Baby chicks are sometimes born with their eyes closed. A chick’s eye closes during hatching because the thick, sticky fluids in the egg may stick to its eyes.  

Some chicks usually experience difficulty opening their eyes after hatching. They are usually responsive to sound, but their eyes remain closed. This happens when the sticky fluids in the egg dry up on their eyes as they hatch.

7. Injury from pecking

The chicken eye can close from injury due to pecking. Chickens often fight each other, injuring each other’s eyes. Various factors usually cause pecking. Overcrowding will cause insufficient living space for the chickens.

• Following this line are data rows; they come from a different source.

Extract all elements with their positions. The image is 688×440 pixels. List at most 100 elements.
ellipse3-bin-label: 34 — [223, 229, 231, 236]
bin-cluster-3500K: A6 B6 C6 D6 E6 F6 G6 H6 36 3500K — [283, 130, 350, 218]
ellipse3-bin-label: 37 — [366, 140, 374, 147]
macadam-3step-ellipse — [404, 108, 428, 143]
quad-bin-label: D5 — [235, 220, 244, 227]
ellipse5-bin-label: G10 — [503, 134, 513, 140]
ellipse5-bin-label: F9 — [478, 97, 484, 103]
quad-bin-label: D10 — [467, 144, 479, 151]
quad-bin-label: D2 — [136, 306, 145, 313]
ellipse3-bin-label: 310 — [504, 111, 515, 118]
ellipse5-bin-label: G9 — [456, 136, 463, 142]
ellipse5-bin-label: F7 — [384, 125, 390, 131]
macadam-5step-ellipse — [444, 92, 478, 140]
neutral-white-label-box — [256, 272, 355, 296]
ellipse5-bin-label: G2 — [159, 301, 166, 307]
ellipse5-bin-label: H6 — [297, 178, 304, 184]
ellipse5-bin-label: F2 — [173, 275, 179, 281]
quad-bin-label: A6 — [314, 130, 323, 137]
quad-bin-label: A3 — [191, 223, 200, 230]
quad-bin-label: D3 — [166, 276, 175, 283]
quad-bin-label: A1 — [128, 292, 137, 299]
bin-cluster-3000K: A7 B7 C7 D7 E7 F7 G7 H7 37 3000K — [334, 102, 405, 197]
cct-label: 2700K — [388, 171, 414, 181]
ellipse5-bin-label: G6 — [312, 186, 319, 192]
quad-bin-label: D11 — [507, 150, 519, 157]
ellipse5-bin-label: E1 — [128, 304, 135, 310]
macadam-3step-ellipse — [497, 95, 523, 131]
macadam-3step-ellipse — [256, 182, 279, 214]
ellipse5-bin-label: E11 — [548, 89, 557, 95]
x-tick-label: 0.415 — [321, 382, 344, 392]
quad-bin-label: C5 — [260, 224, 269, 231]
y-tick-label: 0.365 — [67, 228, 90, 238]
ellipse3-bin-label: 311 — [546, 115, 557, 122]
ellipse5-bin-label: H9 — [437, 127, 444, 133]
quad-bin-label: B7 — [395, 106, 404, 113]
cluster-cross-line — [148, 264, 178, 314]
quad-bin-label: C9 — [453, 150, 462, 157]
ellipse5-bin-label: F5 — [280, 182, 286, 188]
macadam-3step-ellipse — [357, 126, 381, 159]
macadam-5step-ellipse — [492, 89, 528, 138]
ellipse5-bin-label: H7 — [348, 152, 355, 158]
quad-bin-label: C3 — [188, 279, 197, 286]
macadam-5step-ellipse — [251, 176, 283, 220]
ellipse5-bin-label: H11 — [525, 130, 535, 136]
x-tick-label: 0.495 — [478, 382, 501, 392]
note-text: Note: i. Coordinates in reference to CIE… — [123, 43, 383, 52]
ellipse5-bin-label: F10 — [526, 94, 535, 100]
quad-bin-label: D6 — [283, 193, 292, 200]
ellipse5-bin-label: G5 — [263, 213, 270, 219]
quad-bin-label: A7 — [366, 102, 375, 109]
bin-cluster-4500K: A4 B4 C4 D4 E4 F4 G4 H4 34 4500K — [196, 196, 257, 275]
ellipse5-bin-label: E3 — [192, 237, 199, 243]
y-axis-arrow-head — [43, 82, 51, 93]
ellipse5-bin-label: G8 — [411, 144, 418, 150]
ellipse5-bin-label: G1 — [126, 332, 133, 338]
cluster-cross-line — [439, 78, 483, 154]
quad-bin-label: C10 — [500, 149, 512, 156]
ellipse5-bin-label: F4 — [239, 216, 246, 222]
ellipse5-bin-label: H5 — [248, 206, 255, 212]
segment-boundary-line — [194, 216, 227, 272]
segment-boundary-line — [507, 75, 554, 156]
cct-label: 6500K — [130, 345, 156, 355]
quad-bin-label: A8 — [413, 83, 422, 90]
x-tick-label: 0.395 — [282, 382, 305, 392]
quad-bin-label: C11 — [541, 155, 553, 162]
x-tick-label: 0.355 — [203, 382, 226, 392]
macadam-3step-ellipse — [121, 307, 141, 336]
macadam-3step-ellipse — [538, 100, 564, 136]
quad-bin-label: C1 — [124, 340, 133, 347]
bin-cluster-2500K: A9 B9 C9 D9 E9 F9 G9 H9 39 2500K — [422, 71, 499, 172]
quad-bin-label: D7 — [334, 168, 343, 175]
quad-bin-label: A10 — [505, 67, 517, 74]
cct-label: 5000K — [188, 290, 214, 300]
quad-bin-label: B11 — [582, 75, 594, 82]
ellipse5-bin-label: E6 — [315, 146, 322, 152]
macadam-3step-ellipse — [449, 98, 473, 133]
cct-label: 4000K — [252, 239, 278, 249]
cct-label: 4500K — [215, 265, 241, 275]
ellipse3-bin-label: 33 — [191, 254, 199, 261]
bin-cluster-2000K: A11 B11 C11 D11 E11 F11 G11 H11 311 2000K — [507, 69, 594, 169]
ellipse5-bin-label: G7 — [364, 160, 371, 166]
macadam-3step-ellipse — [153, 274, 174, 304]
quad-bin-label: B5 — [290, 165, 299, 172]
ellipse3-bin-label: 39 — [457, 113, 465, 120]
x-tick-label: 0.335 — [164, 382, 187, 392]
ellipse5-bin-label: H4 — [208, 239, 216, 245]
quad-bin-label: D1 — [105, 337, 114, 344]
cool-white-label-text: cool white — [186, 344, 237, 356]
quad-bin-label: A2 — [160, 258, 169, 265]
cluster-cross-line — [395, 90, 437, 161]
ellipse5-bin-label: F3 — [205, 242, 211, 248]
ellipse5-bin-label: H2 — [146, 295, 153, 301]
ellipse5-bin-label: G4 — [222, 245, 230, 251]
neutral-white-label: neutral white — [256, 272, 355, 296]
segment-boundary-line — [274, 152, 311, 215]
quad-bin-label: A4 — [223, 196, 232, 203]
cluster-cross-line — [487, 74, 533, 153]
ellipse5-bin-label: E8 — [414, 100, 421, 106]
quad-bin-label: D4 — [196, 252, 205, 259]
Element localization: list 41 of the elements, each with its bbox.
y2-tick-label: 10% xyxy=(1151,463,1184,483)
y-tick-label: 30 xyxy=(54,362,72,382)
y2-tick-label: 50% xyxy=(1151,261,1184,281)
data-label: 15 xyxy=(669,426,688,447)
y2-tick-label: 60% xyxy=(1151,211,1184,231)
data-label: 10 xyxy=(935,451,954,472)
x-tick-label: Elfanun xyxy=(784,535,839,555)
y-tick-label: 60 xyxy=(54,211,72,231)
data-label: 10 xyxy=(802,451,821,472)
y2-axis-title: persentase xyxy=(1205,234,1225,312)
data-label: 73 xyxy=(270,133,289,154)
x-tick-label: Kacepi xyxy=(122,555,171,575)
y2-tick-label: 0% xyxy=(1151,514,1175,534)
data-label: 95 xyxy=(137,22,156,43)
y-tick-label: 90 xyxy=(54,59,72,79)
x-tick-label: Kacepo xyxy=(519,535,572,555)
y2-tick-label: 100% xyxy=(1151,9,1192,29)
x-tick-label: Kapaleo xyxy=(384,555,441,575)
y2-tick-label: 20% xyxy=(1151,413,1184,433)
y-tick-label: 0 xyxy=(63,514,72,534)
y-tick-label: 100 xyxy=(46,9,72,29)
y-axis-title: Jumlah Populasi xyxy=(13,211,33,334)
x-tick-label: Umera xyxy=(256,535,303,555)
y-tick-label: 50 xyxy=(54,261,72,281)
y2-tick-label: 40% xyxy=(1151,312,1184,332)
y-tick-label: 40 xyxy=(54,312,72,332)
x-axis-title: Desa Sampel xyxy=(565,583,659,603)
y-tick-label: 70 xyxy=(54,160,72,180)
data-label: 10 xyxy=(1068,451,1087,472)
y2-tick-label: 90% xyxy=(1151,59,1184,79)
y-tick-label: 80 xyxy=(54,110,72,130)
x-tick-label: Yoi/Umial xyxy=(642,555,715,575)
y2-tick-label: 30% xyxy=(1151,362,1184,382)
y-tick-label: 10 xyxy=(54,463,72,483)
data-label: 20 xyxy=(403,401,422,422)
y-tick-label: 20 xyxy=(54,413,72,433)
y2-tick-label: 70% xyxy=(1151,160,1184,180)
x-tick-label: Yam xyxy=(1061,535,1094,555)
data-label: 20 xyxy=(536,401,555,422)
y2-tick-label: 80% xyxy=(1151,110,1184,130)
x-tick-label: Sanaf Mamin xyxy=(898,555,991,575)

They will, therefore, fight to find enough space.

Insufficient feeders will also make the chickens fight each other. They will peck each other to gain a chance to feed. Therefore, ensure sufficient space by building a large coop and providing enough feeders to avoid these injuries that may cause closed eyes in chickens.

What to do: How to help a chicken with closed eyes

Before treating a chicken with closed eyes, it is important to find the underlying cause. If a chicken has its eyes closed with a discharge, seek a vet’s advice. Do not get random remedies while taking care of it. Here are some tips on what to do:

1. Wiping chicken eyes

If there are sticky fluids on a chicken’s eyes after hatching, gently wipe them off with a cloth dipped in lukewarm water. Wipe each eye five times, then repeat the same process later on. Be careful not to pull the eyelids. Eventually, the eyelids will open. Sometimes, just a little wiping will make the chick’s eye open.

If the chicken’s eyes are irritated due to dirt, Wiping the chicken eye with a wet cloth dipped in warm water to remove the dust particles is important. Wipe the eye gently to avoid causing further injury to the chicken.

2. Quarantine new chickens

Be careful when introducing new chickens to healthy ones. The infectious bacteria among chickens is also air-bone; any droplets from an infected bird can infect the rest of the flock. Always scan and check for any physical signs before letting a new bird into a coop that is full of healthy ones.

Before being released into the general population, all new birds must be quarantined and examined for coccidia or infectious coryza. This will prevent the introduction of the causative parasite to the chicken coop.

Performing an annual health check for coccidia is also advisable. This will help you identify and remove the infected birds before infecting others.

3. Control pests in the coop

To control these worms that can cause the masons’ eye in chickens, killing the cockroaches, the disease vectors, is necessary. Spray insecticide around the chicken house and in the cracks to eliminate them.

You can also remove the worms from the eye using a pair of tweezers. Also, placing cresol solution on the chicken eye will kill the worms.

Pests like rats in a coop can also make the chickens sleep with one eye closed. They have to stay alert to protect their eggs. Rats can eat chicken eggs, which can be a real threat to layer production. Those rodents can also kill young chicks, leading to poor production and losses to farmers.

4. Keep the coop clean

Coccidiosis can be prevented by, first of all, maintaining good hygiene in the chicken coop. Ensure that the food is not mixed with chicken droppings. You also have to ensure that you wash the chicken feeders daily to wash away any parasites that may have been deposited.

Chickens move and fluff a lot, and there is an urgent need always to keep the coop clean and free from dust. Once the chickens are out during the day, soak a clean towel in a bowl of warm water and use it to wipe off any dust in the coop. A clean coop will keep chicken predators like snakes away.

5. Reduce heat in the coop at night

Keeping the coop aerated at night is also important, especially in summer. Too much heat can have negative effects on the chicken eyes as well. It dries out the chickens’ eyes, thus leaving them irritated. The chickens will end up closing their eyes to avoid irritation or injuries from scratching.

You should, therefore, maintain the ideal temperature inside the chicken coop to avoid dehydration. The ideal environmental temperature is 70-75 degrees Fahrenheit. You should also provide adequate water for the chicks. Enough watering stations will ensure that the chicks do not suffer from dehydration.